Research scientist Adil Amin is interested in Lithium-ion batteries (LIBs) – a vital power source for anything from portable electronics to electric vehicles. Amin develops processing routes for different anode materials. He says that “in the transition from fossil fuels to the renewable energies, we need new materials for efficient energy storage systems.” This will help to fulfil the increasing demand for fast-charging batteries and greater storage capacity to support long distance travel. It also requires the research and development of next generation materials that can support key factors. “It is the storage ability, the cycle life, and the energy density” says Amin. For example, silicon has the capacity to store ten times more energy compared to traditional ones. Even so, such materials cannot be implemented until there is an effective way to process them. Amin says that the structure – and how the coated layers are built – is the most important feature in the processing phase. He proposes to study the structure of those important layers, and how a change in state – such as expansion and contraction during charge and discharge cycles – can impact the battery’s performance. This activity breaks the particles and the laminate coated layer within the battery. Amin’s proposal would leverage AI microscopy to contribute to the missing pieces of the puzzle.
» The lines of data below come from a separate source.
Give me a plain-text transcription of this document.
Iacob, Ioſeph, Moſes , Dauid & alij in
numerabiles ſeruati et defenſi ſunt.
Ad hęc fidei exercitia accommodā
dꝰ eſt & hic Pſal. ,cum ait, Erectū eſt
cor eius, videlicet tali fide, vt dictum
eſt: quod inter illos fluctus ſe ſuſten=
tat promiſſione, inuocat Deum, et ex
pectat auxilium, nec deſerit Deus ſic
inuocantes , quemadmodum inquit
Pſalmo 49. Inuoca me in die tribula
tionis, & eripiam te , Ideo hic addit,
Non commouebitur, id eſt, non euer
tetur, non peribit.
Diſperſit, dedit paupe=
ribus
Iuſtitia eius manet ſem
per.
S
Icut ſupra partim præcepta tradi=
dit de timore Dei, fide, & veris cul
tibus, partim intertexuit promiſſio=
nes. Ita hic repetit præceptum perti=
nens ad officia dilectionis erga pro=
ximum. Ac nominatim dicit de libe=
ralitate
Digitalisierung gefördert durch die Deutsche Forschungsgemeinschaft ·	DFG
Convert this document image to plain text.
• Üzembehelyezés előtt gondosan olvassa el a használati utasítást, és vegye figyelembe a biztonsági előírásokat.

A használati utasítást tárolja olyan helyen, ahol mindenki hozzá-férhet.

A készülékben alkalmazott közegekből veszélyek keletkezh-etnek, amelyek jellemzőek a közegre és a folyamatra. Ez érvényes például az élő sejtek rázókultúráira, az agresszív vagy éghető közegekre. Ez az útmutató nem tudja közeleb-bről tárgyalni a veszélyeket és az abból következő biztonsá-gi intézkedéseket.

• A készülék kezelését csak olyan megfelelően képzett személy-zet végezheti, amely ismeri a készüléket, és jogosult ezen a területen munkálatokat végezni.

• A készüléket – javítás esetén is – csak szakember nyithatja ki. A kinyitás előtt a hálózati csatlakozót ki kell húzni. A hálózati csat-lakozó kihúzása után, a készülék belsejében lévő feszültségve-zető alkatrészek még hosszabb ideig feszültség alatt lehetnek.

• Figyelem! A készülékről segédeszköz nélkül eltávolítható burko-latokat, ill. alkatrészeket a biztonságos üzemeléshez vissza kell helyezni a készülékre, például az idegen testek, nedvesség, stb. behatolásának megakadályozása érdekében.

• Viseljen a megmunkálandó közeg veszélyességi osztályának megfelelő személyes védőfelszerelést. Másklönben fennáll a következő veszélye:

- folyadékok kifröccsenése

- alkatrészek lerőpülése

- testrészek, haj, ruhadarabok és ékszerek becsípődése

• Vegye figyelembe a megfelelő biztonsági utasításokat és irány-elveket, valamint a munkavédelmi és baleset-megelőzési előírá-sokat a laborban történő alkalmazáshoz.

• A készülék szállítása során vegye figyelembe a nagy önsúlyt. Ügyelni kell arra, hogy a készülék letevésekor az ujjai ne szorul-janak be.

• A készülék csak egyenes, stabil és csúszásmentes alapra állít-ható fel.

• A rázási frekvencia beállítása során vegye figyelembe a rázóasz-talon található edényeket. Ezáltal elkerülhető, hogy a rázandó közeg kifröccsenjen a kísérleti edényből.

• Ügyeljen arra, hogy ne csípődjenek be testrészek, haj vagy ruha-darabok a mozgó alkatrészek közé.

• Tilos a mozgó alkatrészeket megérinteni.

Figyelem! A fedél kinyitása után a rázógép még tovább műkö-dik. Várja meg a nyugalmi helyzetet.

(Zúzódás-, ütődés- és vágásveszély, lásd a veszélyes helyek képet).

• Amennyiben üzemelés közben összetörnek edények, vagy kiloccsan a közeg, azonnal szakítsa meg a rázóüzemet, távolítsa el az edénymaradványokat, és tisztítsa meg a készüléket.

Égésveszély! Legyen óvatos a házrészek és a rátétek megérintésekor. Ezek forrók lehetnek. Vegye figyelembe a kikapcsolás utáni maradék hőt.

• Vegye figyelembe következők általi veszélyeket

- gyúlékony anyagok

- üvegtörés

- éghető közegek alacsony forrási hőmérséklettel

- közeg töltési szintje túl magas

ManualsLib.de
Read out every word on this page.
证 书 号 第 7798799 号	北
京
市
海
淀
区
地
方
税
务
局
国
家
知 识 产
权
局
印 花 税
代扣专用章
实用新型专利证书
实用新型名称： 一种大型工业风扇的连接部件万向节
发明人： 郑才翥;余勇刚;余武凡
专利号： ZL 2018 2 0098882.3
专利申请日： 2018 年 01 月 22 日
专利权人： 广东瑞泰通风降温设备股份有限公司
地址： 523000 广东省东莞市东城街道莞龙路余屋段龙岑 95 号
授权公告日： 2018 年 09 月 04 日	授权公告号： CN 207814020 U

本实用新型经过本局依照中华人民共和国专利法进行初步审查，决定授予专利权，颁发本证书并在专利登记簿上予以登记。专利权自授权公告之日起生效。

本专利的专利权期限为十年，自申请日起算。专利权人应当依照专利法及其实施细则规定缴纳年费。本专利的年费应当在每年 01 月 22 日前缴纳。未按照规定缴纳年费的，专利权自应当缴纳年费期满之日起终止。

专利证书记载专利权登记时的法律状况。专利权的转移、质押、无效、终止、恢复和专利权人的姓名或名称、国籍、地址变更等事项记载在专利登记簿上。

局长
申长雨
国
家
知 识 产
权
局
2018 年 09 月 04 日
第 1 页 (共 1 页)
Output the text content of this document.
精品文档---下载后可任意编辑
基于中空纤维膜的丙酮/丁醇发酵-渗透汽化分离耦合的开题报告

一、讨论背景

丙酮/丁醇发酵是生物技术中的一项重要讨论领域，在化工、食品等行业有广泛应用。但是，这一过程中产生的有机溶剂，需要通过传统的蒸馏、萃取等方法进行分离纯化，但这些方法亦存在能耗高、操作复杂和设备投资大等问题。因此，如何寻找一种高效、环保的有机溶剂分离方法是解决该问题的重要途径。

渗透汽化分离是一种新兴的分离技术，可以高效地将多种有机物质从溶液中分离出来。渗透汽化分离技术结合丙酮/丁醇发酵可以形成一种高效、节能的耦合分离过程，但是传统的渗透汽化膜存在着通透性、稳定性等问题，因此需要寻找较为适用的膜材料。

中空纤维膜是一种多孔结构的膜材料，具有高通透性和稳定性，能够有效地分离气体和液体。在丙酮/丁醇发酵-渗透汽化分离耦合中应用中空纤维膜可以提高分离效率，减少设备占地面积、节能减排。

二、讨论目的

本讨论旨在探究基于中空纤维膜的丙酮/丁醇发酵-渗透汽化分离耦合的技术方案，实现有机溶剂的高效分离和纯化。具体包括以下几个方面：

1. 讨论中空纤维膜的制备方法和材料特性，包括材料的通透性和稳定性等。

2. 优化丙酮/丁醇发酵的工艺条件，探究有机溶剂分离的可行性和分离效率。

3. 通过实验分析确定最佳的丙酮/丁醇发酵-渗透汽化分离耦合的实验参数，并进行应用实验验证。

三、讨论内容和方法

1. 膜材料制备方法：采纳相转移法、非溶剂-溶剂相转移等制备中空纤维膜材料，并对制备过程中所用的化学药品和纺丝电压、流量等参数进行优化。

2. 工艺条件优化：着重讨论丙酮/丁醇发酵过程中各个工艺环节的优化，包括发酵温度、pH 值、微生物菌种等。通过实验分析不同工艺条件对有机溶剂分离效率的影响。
Amin envisions the copious outcomes that could emerge from collaborations between scientists, machine learning experts and battery engineers. With his proposal, Amin intends to help bring new materials onto the market and support the efficient transition towards renewable energies.

Yaolin Xu studies the physical chemistry of different battery systems. He proposes to carry out research on the electrochemical sulfur precipitation and dissolution behavior in lithium-sulfur (Li-S) batteries. Li-S battery is a promising technology for next-generation electricity storage. However Xu claims there is a limited understanding of the electrochemical reactions involved in its charging and discharging process – which ultimately limits its optimization potential. “We need fundamental insights from the very basic unit of chemical behavior, of lithium, of sulfur” he says. “We are pursuing advanced imaging techniques that are available at ZEISS to help us to do something that is not possible elsewhere.” And whilst fundamental research is intrinsic to knowledge production, Xu acknowledges that it can be demanding. “Based on what I know, many of us are doing quite superficial things because it's still under the initial exploration phase.” He says that a large portion of results generated by machine learning is still not technically AI. “I work on physics, chemistry, but I use more experimental tools to get new insights” he claims. By implementing these theoretical tools into his workflow, he can explore a wider materials pool and accelerate discovery. Ordinarily, he says it may take several years to understand the theoretical mechanism. But if he can use theoretical tools like AI, comparing the properties of new materials with all existing and even undiscovered materials, it would speed up his fundamental research. “I think AI could really help us to accelerate design research” he states. When that happens, we’ll find alternatives that are beyond comprehension.